In this section,the stationary response of system (7) is examined according to the joint PDF obtained from the GCM method. As shown in Fig. 4,the joint PDFs are bimodal. The two peaks correspond to the stable motion of the corresponding deterministic system,i.e.,the attractors A1 and A2. It implies that there are two kinds of more probable motion in the response of the stochastic system and noise induces random transitions between them.

From Fig. 4,we can see that the increase in the noise intensity D has obvious effects on the stationary response of the system. It is found that the two peaks of the joint PDF are better separated at smaller intensity. In such cases,the motion near the attractors of the corresponding deterministic system occupies more probabilities.
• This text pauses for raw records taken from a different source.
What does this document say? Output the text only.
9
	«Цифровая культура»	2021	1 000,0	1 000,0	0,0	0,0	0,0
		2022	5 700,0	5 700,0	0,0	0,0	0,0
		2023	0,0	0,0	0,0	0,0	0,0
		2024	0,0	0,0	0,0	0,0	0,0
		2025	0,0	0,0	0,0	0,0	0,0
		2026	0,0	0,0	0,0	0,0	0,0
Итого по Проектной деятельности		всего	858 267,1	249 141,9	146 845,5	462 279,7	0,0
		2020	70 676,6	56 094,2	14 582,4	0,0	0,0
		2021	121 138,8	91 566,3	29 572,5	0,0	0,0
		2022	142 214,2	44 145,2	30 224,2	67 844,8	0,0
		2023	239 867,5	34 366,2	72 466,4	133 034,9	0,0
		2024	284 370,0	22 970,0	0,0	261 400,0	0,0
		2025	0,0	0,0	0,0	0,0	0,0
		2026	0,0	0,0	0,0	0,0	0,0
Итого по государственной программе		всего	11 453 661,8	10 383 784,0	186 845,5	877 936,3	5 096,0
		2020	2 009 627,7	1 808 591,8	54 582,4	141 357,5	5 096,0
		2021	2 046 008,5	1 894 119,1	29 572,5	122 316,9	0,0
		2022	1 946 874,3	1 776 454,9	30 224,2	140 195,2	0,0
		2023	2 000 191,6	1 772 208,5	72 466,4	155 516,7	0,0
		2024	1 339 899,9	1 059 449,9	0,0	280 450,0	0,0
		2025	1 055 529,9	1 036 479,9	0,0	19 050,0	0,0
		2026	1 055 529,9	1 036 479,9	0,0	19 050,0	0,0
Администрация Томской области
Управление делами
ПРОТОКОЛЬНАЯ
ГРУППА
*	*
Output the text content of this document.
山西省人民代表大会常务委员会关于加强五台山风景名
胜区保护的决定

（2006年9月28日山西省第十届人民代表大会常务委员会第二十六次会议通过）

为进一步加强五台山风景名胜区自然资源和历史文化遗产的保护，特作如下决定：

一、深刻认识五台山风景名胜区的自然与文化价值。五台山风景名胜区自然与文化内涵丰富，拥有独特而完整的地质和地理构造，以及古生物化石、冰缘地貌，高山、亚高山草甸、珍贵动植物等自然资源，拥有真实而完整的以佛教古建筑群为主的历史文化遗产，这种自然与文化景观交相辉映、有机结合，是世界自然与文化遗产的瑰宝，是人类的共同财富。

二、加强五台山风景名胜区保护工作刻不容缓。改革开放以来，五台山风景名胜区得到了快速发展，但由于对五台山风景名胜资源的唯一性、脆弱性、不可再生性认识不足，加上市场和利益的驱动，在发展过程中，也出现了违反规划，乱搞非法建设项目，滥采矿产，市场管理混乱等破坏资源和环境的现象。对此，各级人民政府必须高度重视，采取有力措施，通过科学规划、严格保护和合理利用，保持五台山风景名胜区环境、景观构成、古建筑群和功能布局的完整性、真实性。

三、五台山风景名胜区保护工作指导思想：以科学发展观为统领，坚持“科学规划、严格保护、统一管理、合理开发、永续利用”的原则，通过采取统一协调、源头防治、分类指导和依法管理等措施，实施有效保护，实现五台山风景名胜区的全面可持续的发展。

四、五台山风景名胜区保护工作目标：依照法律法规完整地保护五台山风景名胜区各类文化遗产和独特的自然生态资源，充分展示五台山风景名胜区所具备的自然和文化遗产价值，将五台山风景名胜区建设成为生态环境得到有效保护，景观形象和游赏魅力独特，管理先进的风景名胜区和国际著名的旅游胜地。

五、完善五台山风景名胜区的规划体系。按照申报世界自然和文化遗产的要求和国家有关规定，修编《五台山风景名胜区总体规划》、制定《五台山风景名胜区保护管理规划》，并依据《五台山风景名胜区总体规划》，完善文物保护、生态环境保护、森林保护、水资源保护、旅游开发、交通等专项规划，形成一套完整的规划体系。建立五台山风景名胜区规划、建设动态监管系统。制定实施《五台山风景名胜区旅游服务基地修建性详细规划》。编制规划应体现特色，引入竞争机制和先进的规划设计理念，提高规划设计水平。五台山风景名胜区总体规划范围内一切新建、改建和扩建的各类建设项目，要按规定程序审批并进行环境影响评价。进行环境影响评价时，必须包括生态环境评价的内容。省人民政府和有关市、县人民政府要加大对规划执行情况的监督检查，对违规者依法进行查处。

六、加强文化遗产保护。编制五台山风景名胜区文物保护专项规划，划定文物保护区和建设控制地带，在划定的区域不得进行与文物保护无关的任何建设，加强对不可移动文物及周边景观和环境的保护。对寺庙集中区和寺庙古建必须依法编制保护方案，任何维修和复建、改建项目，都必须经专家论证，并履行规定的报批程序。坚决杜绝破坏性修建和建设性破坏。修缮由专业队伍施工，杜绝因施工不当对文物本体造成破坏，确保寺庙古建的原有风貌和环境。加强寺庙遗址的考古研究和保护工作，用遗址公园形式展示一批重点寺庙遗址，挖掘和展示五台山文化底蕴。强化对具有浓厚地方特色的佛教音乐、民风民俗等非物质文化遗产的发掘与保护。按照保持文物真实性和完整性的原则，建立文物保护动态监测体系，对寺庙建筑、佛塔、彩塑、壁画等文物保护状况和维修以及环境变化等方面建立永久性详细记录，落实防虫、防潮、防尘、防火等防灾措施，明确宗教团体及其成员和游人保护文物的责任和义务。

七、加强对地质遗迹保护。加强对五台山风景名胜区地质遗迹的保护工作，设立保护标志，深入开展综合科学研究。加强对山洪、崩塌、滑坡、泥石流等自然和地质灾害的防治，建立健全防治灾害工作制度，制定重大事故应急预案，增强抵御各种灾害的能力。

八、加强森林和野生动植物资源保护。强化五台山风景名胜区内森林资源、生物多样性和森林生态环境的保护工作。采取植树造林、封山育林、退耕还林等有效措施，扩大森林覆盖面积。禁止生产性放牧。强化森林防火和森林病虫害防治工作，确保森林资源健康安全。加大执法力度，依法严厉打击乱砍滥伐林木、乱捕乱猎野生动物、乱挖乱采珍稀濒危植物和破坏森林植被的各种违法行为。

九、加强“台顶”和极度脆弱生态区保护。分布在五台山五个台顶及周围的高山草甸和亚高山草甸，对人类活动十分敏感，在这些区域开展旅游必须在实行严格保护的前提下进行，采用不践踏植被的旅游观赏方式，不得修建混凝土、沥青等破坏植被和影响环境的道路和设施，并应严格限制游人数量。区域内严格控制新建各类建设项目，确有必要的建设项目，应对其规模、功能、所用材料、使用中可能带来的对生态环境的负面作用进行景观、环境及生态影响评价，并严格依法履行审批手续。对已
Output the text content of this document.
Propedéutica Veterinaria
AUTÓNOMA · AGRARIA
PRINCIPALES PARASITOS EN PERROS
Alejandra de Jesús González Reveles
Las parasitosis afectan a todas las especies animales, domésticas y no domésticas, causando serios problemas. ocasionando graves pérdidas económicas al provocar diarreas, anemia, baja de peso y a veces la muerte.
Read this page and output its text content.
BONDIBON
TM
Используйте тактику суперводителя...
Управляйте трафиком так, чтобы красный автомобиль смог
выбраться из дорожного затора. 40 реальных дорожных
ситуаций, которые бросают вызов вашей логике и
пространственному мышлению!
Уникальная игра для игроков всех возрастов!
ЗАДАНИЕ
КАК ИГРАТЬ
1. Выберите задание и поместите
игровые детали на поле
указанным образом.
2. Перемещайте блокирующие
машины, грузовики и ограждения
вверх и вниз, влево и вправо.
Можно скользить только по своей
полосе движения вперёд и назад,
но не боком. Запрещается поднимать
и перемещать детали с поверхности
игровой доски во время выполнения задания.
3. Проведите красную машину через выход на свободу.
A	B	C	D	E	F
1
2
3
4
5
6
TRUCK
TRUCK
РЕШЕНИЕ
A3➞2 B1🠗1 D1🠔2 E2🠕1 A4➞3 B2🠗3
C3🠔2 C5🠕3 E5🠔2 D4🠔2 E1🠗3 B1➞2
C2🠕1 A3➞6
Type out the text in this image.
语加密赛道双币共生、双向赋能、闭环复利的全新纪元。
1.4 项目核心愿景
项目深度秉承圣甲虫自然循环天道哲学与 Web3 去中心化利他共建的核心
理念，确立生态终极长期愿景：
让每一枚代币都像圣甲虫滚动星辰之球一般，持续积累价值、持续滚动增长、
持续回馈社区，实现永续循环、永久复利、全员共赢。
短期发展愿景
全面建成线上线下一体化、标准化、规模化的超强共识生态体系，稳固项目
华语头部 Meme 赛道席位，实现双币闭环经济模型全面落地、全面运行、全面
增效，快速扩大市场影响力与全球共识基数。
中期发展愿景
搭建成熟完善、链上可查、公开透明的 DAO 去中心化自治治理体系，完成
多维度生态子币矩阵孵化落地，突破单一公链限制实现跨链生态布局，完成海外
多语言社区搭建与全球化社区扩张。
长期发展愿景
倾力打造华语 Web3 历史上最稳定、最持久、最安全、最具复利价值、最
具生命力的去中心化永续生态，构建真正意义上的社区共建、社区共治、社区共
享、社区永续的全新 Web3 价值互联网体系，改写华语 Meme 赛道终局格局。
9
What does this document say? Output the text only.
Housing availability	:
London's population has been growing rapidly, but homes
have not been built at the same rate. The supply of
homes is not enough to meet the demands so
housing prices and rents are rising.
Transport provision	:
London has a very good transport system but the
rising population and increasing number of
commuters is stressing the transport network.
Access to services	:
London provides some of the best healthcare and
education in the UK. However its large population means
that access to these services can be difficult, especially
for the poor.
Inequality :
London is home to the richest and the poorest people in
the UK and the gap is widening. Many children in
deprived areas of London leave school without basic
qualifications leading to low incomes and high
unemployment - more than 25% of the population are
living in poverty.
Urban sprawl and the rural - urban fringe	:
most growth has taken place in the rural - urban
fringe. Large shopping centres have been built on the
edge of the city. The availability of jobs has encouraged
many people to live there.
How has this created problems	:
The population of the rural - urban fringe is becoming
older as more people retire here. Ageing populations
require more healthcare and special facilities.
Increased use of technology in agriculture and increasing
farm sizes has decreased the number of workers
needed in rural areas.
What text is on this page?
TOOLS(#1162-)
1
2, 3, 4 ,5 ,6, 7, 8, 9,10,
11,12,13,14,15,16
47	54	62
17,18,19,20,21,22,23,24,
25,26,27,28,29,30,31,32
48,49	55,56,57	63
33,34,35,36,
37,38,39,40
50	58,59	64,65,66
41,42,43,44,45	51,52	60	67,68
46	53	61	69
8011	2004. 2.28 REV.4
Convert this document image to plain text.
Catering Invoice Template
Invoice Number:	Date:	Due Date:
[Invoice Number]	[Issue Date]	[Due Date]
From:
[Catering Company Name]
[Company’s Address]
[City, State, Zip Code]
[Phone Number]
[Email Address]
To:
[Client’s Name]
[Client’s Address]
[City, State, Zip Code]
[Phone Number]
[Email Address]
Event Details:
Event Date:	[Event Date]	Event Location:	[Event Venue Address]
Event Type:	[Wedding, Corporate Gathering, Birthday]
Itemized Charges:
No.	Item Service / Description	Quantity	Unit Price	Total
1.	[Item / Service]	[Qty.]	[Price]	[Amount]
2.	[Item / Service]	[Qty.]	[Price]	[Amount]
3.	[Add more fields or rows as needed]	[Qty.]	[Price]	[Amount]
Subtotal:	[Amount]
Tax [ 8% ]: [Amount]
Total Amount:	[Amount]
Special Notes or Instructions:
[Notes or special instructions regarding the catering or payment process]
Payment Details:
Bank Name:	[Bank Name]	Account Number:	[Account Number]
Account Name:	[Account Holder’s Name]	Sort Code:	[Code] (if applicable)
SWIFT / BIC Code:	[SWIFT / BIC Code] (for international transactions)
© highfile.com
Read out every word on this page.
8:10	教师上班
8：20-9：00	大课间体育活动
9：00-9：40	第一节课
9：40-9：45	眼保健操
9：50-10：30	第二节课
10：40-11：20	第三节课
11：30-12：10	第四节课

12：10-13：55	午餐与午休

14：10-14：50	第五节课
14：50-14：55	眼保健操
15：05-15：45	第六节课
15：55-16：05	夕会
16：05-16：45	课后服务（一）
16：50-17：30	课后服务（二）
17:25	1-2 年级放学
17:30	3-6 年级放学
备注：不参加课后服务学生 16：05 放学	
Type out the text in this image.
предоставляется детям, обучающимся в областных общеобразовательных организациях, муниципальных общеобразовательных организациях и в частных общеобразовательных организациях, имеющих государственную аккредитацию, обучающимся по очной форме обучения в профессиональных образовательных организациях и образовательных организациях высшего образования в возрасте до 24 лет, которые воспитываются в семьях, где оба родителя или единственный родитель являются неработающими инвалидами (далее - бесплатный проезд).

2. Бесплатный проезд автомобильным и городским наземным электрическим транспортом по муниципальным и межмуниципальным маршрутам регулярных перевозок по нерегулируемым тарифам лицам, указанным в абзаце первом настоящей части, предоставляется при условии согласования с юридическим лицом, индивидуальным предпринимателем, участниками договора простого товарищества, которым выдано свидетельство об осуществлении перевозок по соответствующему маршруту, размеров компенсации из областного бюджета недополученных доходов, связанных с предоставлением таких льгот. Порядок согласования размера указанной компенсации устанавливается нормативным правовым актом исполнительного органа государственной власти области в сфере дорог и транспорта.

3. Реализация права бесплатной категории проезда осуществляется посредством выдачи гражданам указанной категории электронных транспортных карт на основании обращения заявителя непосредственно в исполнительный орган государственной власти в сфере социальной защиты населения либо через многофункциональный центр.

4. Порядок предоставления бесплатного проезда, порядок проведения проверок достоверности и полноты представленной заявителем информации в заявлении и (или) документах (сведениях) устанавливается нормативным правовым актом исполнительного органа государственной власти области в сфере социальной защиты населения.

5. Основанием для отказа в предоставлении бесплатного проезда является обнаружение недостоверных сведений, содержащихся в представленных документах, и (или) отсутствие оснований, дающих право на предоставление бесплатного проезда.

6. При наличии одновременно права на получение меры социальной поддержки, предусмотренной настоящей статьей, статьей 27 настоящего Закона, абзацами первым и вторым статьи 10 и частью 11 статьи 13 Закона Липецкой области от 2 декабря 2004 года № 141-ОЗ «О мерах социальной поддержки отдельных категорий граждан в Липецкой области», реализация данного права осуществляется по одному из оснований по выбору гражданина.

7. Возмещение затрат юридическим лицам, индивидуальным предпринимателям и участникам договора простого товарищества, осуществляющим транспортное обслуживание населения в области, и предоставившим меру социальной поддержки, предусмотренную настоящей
However,as the noise intensity D increases, the two peaks gradually become broader and even merge in the middle,which indicates that the random transition between the two kinds of more probable motion is more frequent,i.e., the responses of the system become more random.

The change in the number and shape of the peaks of the stationary PDF can be called as the stochastic P-bifurcation. If the effect of the harmonic excitation frequency ω on the stationary PDF is considered,the evolution of the stochastic P-bifurcation can be found. The parameters are taken the same as those in Fig. 4(a) except ω,and the results are given in Fig. 5. When the frequency rate decreases gradually,the peak on the right-side in the bimodal joint PDF becomes flat,and evolves from its position to the left-side. In this process,the evolutionary direction is consistent with the unstable manifold shown in Fig. 1. At last,the stationary PDF becomes unimodal. From the change of the shape of the stationary PDF,we can convince that stochastic P-bifurcation occurs.

5 Conclusions

In the present paper,a system with real-power restoring force under harmonic and Gaussian white noise excitations is investigated. The transient and stationary PDFs are effectively com-puted by the GCM method. Based on the results,the stochastic response analysis is analyzed in combination with the global properties of the noise-free system.

In the transient-state PDFs,it is found that the probability response density gathers in the position of the saddle before evolving to the attractors. For the stationary response,the effect of the noise intensity is examined. Furthermore,as the frequency rate of harmonic excitation decreases,stochastic P-bifurcation occurs. In the evolutionary process,one peak in the stationary PDF becomes flat,and evolves to the other one along the unstable manifold. It implies that the saddle manifold and the unstable manifold of the corresponding deterministic system play important roles in the stochastic response analysis.